La BRI pense qu'un atterrissage économique "en douceur" - où les taux augmentent sans déclencher de récession ou de krach bancaire majeur - est encore possible, mais admet qu'il s'agit d'une situation difficile.

Les analystes de Bank of America ont calculé qu'il y a eu 470 hausses de taux d'intérêt au niveau mondial au cours des deux dernières années, contre 1 202 baisses depuis le krach financier.

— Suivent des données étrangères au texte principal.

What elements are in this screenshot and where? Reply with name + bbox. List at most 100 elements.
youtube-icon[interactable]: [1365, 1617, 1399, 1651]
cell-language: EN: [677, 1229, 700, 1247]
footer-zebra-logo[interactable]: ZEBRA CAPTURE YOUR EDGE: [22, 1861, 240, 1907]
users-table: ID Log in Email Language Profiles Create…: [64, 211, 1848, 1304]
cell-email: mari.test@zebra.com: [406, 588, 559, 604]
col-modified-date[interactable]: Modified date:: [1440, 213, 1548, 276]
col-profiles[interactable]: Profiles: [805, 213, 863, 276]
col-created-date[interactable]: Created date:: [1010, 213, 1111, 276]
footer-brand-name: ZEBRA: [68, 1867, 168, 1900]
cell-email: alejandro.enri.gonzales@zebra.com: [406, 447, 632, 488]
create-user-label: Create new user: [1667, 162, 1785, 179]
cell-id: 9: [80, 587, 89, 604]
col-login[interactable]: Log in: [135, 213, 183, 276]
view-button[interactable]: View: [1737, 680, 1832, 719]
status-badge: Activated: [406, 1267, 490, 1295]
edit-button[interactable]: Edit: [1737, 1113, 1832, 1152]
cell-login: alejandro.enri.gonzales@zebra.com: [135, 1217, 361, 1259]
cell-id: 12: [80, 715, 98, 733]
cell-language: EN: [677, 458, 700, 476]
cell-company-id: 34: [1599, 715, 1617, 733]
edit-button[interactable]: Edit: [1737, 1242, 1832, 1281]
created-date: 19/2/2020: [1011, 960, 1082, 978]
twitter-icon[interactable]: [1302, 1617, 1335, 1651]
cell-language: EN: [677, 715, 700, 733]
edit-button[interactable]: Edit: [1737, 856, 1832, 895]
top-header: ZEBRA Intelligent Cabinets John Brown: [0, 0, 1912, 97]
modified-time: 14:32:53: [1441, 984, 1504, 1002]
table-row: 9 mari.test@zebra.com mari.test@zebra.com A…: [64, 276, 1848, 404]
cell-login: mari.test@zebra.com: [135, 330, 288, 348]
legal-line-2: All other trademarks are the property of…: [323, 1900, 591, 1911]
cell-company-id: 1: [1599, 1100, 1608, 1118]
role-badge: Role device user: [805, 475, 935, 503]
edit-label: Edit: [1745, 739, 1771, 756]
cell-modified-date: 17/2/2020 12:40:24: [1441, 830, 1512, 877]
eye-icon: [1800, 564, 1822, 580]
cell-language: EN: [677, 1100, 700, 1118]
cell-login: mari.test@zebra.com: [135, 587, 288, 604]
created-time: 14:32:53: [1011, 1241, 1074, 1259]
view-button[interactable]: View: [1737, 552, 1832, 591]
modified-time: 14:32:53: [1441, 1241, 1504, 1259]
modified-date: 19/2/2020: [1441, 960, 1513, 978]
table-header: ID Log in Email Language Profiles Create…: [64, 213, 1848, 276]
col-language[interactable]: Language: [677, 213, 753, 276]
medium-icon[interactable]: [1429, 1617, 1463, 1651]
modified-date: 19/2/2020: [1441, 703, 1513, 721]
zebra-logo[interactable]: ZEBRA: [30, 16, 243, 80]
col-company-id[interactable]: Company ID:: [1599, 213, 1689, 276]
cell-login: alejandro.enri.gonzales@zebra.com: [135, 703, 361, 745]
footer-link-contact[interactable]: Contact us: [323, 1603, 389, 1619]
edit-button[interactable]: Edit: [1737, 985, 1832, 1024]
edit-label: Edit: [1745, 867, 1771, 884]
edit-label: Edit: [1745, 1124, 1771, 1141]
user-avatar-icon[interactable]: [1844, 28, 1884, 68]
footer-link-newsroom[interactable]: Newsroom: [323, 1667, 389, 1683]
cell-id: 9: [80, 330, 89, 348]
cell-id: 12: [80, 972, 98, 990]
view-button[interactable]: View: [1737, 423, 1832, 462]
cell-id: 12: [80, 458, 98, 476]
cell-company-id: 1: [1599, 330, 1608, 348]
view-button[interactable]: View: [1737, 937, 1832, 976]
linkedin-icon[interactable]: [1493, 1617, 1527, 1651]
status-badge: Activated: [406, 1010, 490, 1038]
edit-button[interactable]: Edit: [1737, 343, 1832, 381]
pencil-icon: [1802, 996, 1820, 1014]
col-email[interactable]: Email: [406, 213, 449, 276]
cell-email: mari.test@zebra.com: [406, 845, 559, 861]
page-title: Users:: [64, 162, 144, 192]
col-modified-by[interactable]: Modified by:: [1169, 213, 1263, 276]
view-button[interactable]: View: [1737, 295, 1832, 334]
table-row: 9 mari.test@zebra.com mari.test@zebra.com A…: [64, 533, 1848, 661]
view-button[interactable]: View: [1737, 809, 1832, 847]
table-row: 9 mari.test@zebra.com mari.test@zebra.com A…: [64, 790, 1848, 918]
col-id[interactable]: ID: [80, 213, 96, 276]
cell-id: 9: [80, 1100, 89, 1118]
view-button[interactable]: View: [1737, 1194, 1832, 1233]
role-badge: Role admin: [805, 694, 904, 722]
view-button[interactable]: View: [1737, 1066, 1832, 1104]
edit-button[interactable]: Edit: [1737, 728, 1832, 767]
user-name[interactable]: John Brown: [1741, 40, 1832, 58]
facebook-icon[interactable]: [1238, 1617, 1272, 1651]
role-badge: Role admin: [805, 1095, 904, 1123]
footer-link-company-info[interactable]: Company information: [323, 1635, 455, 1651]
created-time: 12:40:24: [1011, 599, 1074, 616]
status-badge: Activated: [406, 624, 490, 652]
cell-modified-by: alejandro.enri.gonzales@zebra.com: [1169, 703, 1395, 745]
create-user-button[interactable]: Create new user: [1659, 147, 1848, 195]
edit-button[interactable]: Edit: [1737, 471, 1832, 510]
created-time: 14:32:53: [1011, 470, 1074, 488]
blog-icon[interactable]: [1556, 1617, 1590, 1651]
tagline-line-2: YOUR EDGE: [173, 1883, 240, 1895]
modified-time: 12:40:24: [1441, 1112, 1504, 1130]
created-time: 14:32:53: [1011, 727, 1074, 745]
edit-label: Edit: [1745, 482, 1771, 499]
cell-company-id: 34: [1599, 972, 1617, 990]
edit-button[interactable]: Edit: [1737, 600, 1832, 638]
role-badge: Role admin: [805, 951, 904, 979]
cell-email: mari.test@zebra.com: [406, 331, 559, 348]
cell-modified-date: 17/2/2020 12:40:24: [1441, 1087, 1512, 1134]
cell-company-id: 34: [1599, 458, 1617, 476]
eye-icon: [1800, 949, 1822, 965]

La Réserve fédérale américaine a relevé ses taux de 500 points de base par rapport à un niveau proche de zéro, la Banque centrale européenne a relevé ceux de la zone euro de 375 points de base et de nombreuses économies des pays en développement ont fait bien davantage.

La question reste de savoir ce qu'il faudra de plus, surtout si l'on considère que les entreprises profitent de l'occasion pour augmenter leurs bénéfices et que les travailleurs réclament désormais des salaires plus élevés pour éviter une nouvelle érosion de leur niveau de vie.

"Les gains faciles ont été récoltés et le dernier kilomètre sera plus difficile à parcourir", a déclaré M. Borio, en faisant référence aux défis auxquels les banquiers centraux doivent faire face pour ramener l'inflation à des niveaux sûrs. "Je ne serais pas surpris si nous avions d'autres surprises".